Usually, when there’s an issue with fly.io like the latest incident (Fly.io Status - Network issues impacting all services), that brings my app down, the app doesn’t recover after the issue has been resolved.

This last one was a networking issue and looking at fly logs, the app’s running normally. However, there’s this error in the logs: "error.message=“could not find a good candidate within 90 attempts at load balancing. last error: no known healthy instances found for route tcp/443. (hint: is your app shut down? is there an ongoing deployment with a volume or are you using the ‘immediate’ strategy? have your app’s instances all reached their hard limit?)”.

The answer to all the hint questions is “no” - the app’s running normally.

So I’d like to understand two things: 1. why does my app remain offline after an issue like this and 2. is it possible to setup some kind of automatic recovery, and if not, is the solution to just keep an eye on the issue resolution and manually redeploy the app after an issue has been resolved?

Also, is the load balancing error in the logs related to having my app disconnected from Consul? Is that why it doesn’t come back online?

1 Like

Also facing this issue! App is basically not usable.

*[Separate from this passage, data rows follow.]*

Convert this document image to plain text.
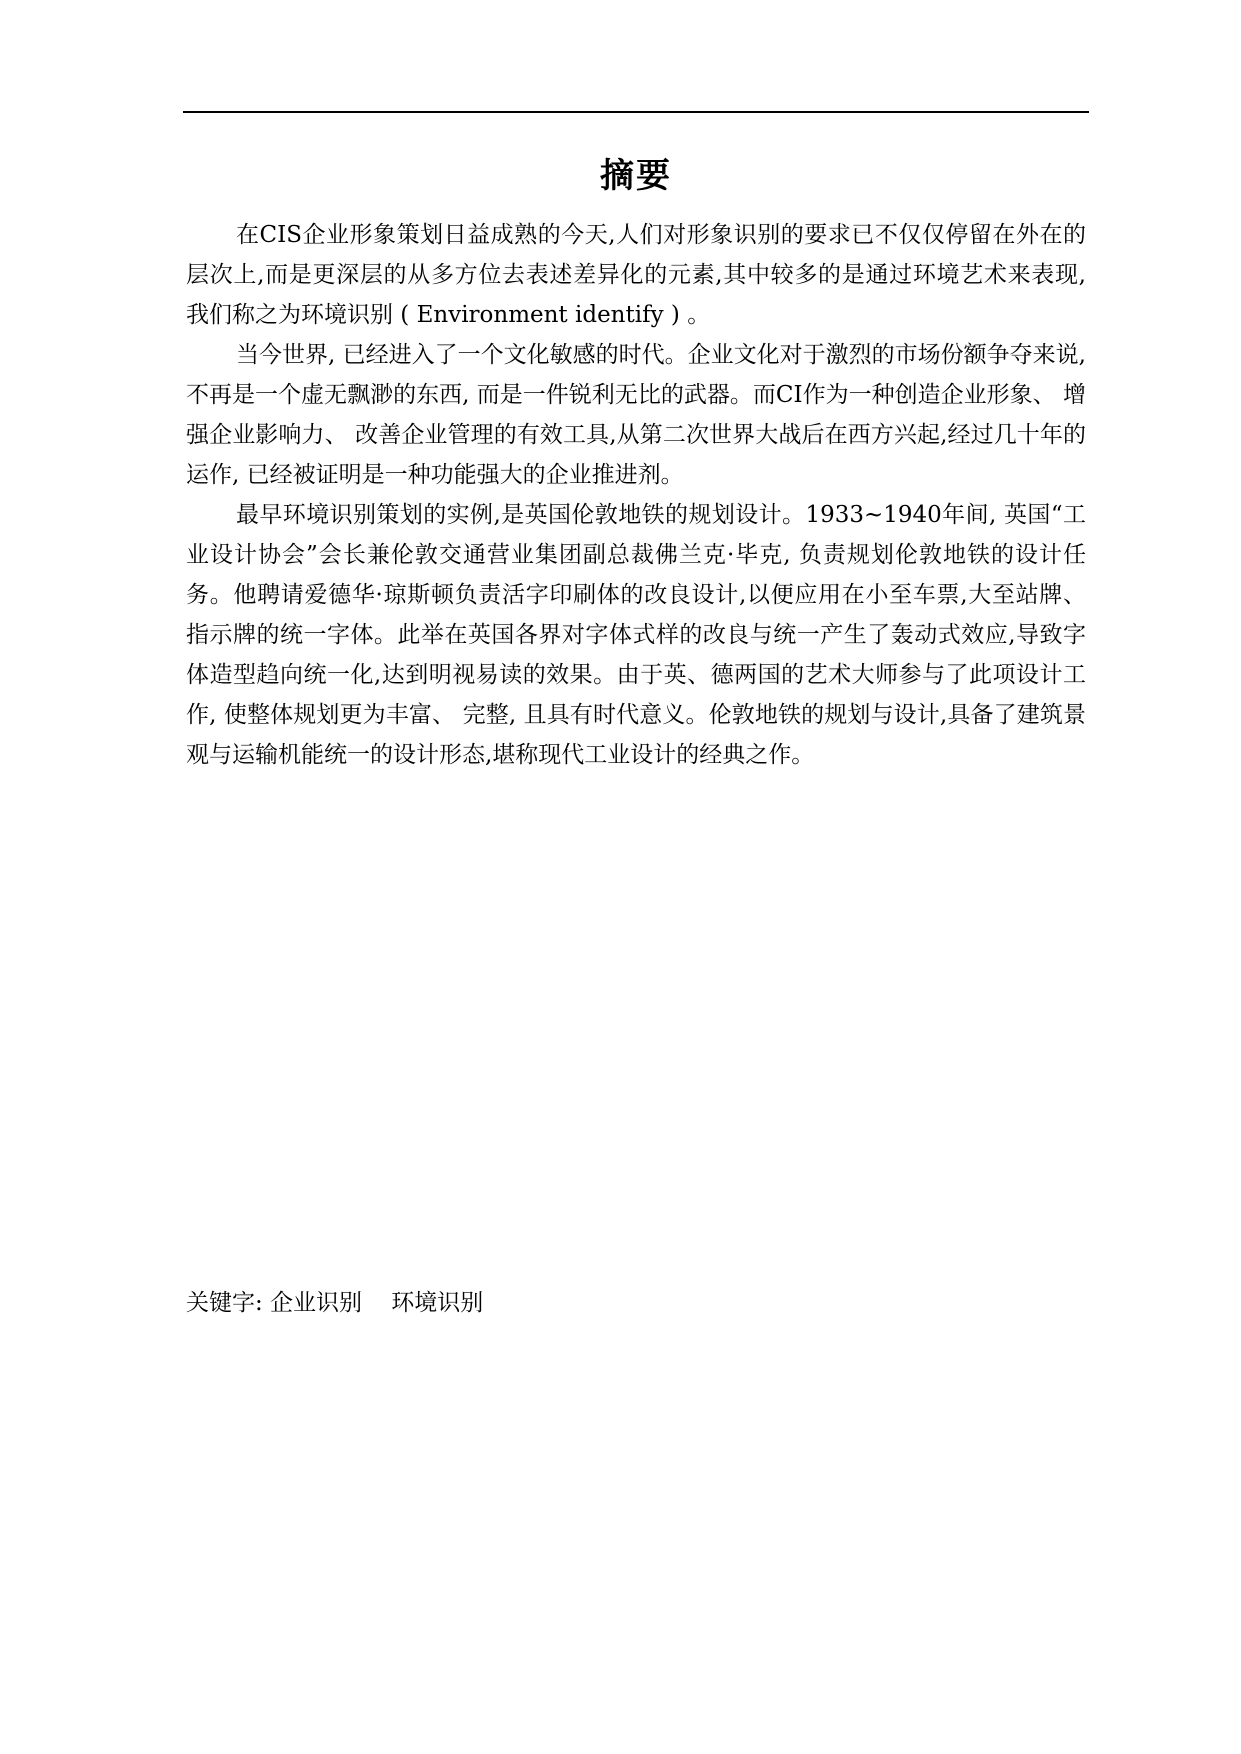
摘要

在CIS企业形象策划日益成熟的今天,人们对形象识别的要求已不仅仅停留在外在的层次上,而是更深层的从多方位去表述差异化的元素,其中较多的是通过环境艺术来表现, 我们称之为环境识别 ( Environment identify ) 。

当今世界, 已经进入了一个文化敏感的时代。企业文化对于激烈的市场份额争夺来说,不再是一个虚无飘渺的东西, 而是一件锐利无比的武器。而CI作为一种创造企业形象、 增强企业影响力、 改善企业管理的有效工具,从第二次世界大战后在西方兴起,经过几十年的运作, 已经被证明是一种功能强大的企业推进剂。

最早环境识别策划的实例,是英国伦敦地铁的规划设计。1933~1940年间, 英国“工业设计协会”会长兼伦敦交通营业集团副总裁佛兰克·毕克, 负责规划伦敦地铁的设计任务。他聘请爱德华·琼斯顿负责活字印刷体的改良设计,以便应用在小至车票,大至站牌、 指示牌的统一字体。此举在英国各界对字体式样的改良与统一产生了轰动式效应,导致字体造型趋向统一化,达到明视易读的效果。由于英、德两国的艺术大师参与了此项设计工作, 使整体规划更为丰富、 完整, 且具有时代意义。伦敦地铁的规划与设计,具备了建筑景观与运输机能统一的设计形态,堪称现代工业设计的经典之作。

关键字: 企业识别    环境识别
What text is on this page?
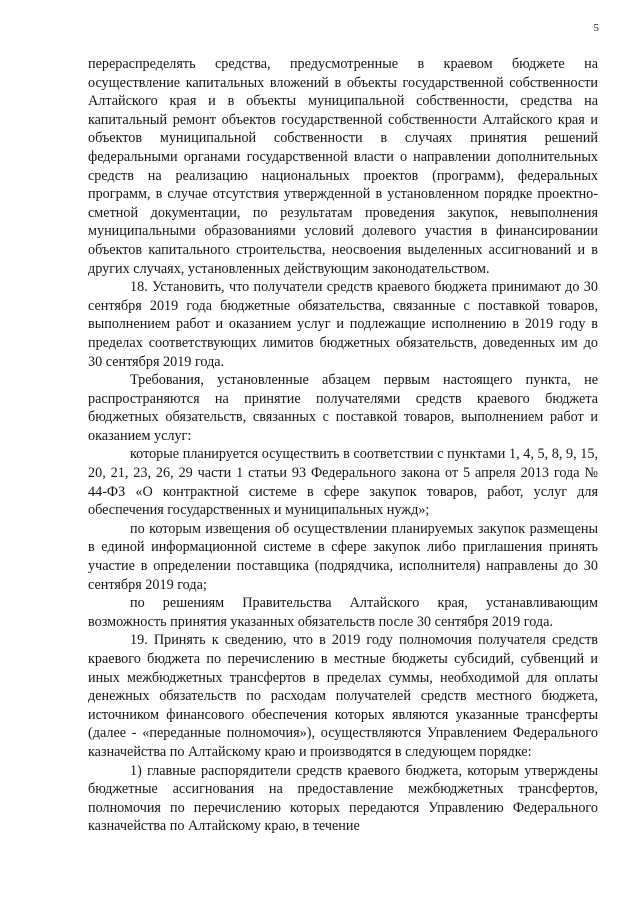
5

перераспределять средства, предусмотренные в краевом бюджете на осуществление капитальных вложений в объекты государственной собственности Алтайского края и в объекты муниципальной собственности, средства на капитальный ремонт объектов государственной собственности Алтайского края и объектов муниципальной собственности в случаях принятия решений федеральными органами государственной власти о направлении дополнительных средств на реализацию национальных проектов (программ), федеральных программ, в случае отсутствия утвержденной в установленном порядке проектно-сметной документации, по результатам проведения закупок, невыполнения муниципальными образованиями условий долевого участия в финансировании объектов капитального строительства, неосвоения выделенных ассигнований и в других случаях, установленных действующим законодательством.

18. Установить, что получатели средств краевого бюджета принимают до 30 сентября 2019 года бюджетные обязательства, связанные с поставкой товаров, выполнением работ и оказанием услуг и подлежащие исполнению в 2019 году в пределах соответствующих лимитов бюджетных обязательств, доведенных им до 30 сентября 2019 года.

Требования, установленные абзацем первым настоящего пункта, не распространяются на принятие получателями средств краевого бюджета бюджетных обязательств, связанных с поставкой товаров, выполнением работ и оказанием услуг:

которые планируется осуществить в соответствии с пунктами 1, 4, 5, 8, 9, 15, 20, 21, 23, 26, 29 части 1 статьи 93 Федерального закона от 5 апреля 2013 года № 44-ФЗ «О контрактной системе в сфере закупок товаров, работ, услуг для обеспечения государственных и муниципальных нужд»;

по которым извещения об осуществлении планируемых закупок размещены в единой информационной системе в сфере закупок либо приглашения принять участие в определении поставщика (подрядчика, исполнителя) направлены до 30 сентября 2019 года;

по решениям Правительства Алтайского края, устанавливающим возможность принятия указанных обязательств после 30 сентября 2019 года.

19. Принять к сведению, что в 2019 году полномочия получателя средств краевого бюджета по перечислению в местные бюджеты субсидий, субвенций и иных межбюджетных трансфертов в пределах суммы, необходимой для оплаты денежных обязательств по расходам получателей средств местного бюджета, источником финансового обеспечения которых являются указанные трансферты (далее - «переданные полномочия»), осуществляются Управлением Федерального казначейства по Алтайскому краю и производятся в следующем порядке:

1) главные распорядители средств краевого бюджета, которым утверждены бюджетные ассигнования на предоставление межбюджетных трансфертов, полномочия по перечислению которых передаются Управлению Федерального казначейства по Алтайскому краю, в течение
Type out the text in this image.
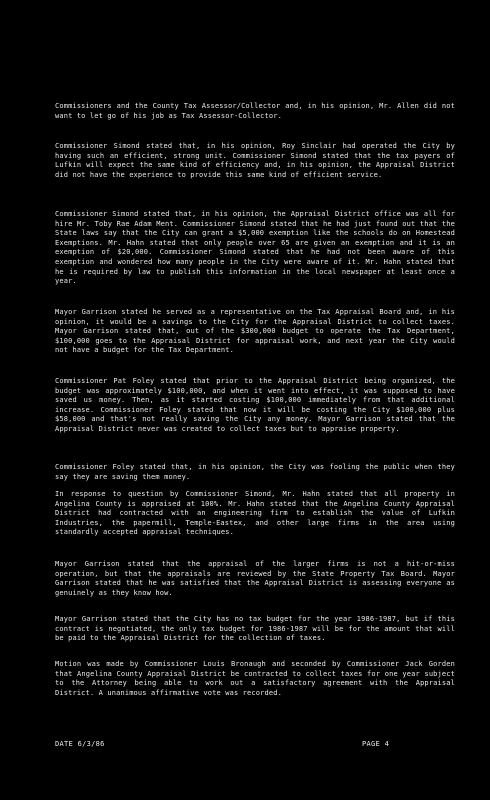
Commissioners and the County Tax Assessor/Collector and, in his opinion, Mr. Allen did not want to let go of his job as Tax Assessor-Collector.
Commissioner Simond stated that, in his opinion, Roy Sinclair had operated the City by having such an efficient, strong unit. Commissioner Simond stated that the tax payers of Lufkin will expect the same kind of efficiency and, in his opinion, the Appraisal District did not have the experience to provide this same kind of efficient service.
Commissioner Simond stated that, in his opinion, the Appraisal District office was all for hire Mr. Toby Rae Adam Ment. Commissioner Simond stated that he had just found out that the State laws say that the City can grant a $5,000 exemption like the schools do on Homestead Exemptions. Mr. Hahn stated that only people over 65 are given an exemption and it is an exemption of $20,000. Commissioner Simond stated that he had not been aware of this exemption and wondered how many people in the City were aware of it. Mr. Hahn stated that he is required by law to publish this information in the local newspaper at least once a year.
Mayor Garrison stated he served as a representative on the Tax Appraisal Board and, in his opinion, it would be a savings to the City for the Appraisal District to collect taxes. Mayor Garrison stated that, out of the $300,000 budget to operate the Tax Department, $100,000 goes to the Appraisal District for appraisal work, and next year the City would not have a budget for the Tax Department.
Commissioner Pat Foley stated that prior to the Appraisal District being organized, the budget was approximately $100,000, and when it went into effect, it was supposed to have saved us money. Then, as it started costing $100,000 immediately from that additional increase. Commissioner Foley stated that now it will be costing the City $100,000 plus $58,000 and that's not really saving the City any money. Mayor Garrison stated that the Appraisal District never was created to collect taxes but to appraise property.
Commissioner Foley stated that, in his opinion, the City was fooling the public when they say they are saving them money.
In response to question by Commissioner Simond, Mr. Hahn stated that all property in Angelina County is appraised at 100%. Mr. Hahn stated that the Angelina County Appraisal District had contracted with an engineering firm to establish the value of Lufkin Industries, the papermill, Temple-Eastex, and other large firms in the area using standardly accepted appraisal techniques.
Mayor Garrison stated that the appraisal of the larger firms is not a hit-or-miss operation, but that the appraisals are reviewed by the State Property Tax Board. Mayor Garrison stated that he was satisfied that the Appraisal District is assessing everyone as genuinely as they know how.
Mayor Garrison stated that the City has no tax budget for the year 1986-1987, but if this contract is negotiated, the only tax budget for 1986-1987 will be for the amount that will be paid to the Appraisal District for the collection of taxes.
Motion was made by Commissioner Louis Bronaugh and seconded by Commissioner Jack Gorden that Angelina County Appraisal District be contracted to collect taxes for one year subject to the Attorney being able to work out a satisfactory agreement with the Appraisal District. A unanimous affirmative vote was recorded.
DATE 6/3/86	PAGE 4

Many requests are not served properly!

Luckily only affecting my staging… though I am hesitant to update my production, given those errors.

example logs:

2023-11-14T11:15:09.609 proxy[7811e42f992928] fra [error] could not find a good candidate within 90 attempts at load balancing

2023-11-14T11:15:09.971 proxy[7811e42f992928] fra [error] could not find a good candidate within 90 attempts at load balancing

facing the same issue i wonder why

This topic was automatically closed 7 days after the last reply. New replies are no longer allowed.